The primary aim of this study was to experimentally study the corrosion resistance of sustainable bottom-ash and fly-ash based reinforced GPC, compared to OPC. The study has shown a promise to the use of a combination of fly ash and bottom ash as precursor materials for developing GPC by analyzing the test results, the following conclusions can be drawn.

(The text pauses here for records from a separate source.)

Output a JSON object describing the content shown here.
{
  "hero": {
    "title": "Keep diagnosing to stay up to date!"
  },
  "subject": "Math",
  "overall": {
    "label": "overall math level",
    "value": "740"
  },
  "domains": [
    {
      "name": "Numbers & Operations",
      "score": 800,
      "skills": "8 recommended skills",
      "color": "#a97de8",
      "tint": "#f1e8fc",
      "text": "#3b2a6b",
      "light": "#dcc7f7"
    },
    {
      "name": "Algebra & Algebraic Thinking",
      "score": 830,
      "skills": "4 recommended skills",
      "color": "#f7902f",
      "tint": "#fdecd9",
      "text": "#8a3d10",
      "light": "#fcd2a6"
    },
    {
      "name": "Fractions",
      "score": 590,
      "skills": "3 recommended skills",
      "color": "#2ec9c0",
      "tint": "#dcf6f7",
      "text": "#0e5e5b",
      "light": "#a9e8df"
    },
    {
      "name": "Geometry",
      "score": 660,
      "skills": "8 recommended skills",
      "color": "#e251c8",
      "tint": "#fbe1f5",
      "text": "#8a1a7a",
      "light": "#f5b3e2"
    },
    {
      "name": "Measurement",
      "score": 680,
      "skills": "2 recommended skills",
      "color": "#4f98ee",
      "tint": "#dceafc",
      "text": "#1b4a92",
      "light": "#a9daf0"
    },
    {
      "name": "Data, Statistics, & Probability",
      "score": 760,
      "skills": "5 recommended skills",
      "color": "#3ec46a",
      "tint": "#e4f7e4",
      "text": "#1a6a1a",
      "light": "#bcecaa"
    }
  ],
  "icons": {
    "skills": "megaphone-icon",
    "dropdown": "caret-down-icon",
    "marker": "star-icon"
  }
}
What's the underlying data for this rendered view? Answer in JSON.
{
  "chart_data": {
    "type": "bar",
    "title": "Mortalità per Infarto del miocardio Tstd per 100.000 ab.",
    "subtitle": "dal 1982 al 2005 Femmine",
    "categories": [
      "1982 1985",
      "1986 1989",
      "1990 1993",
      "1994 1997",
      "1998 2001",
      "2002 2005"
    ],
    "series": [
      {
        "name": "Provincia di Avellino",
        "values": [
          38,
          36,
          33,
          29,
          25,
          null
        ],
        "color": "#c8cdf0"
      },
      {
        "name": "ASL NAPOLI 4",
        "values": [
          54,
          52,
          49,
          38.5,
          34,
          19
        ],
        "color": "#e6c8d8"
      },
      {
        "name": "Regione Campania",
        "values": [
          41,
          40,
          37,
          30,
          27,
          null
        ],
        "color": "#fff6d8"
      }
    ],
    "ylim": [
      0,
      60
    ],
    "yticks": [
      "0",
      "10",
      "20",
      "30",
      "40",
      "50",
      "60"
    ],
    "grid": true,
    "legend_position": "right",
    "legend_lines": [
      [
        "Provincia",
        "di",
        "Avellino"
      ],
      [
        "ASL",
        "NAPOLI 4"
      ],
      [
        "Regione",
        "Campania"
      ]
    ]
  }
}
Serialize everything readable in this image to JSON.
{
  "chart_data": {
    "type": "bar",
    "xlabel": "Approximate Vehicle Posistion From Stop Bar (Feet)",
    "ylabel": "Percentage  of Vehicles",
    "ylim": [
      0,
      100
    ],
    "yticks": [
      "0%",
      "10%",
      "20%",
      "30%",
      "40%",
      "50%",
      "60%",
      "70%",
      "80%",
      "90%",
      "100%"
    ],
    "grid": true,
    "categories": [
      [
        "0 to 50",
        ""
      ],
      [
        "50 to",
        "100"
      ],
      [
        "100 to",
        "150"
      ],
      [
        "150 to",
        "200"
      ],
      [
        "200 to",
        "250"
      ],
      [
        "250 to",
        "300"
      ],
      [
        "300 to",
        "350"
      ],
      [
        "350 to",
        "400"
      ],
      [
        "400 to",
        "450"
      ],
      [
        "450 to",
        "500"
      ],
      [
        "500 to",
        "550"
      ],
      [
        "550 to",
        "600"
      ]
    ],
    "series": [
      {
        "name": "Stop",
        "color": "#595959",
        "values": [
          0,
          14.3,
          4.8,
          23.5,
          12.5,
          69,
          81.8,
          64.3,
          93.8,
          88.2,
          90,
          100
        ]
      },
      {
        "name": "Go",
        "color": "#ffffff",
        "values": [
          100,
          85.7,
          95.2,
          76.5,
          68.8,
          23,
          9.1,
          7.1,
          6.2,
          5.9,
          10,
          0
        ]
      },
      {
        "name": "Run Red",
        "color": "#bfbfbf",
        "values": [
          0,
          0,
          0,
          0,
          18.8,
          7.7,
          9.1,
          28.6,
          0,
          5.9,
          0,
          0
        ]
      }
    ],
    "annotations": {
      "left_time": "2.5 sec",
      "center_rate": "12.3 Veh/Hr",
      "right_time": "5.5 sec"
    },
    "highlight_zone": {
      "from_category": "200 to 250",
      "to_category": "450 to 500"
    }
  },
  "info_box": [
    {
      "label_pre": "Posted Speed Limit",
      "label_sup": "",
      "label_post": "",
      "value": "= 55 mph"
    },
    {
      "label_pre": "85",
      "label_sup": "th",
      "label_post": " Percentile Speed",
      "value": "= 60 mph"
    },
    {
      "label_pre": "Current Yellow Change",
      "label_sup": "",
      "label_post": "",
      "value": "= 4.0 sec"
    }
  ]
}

• The geopolymerised fly ash and bottom ash based concrete exhibited more homogeneity and superior aggregate-binder bond than OPC. Additionally, the compressive strength of both GPC and OPC were comparable.
• The drop in the HCP readings indicated a much-delayed depassivation of GPC samples than those of OPC samples. It also indicated a lower permeability, high alkalinity of GPC specimens in aggressive corrosive environments.
• GPC demonstrated lower values for corrosion rate compared to OPC because GPC has a moderate to high rate (between 10 µm/year and 20 µm/year). Whereas OPC showed a higher rate of corrosion (40 µm/year and 60 µm/year). The longer service life of GPC in aggressive environments can be inferred from OPC.
• Visual investigations suggested that cracking in OPC started after 60 h of accelerated corrosion exposure. Both horizontal and vertical cracks were observed in the OPC whereas no crack was observed in GPC until the end of corrosion exposure. From the drop in potential values, it can be ascertained that there was a development of micro-cracks in geopolymer concrete also.
• OPC showed higher average mass loss (19.15%) compared to GPC (4.14%). This is primarily due to the lower chloride penetrability due to better microstructure provided by finer fly ash particles and also the higher electrical resistance provided by available ions in GPC
• This study has shown a few properties of GPC to enable its use as a sustainable building material. GPC possesses a higher resistance to the corrosive activity of salt solutions compared to OPC.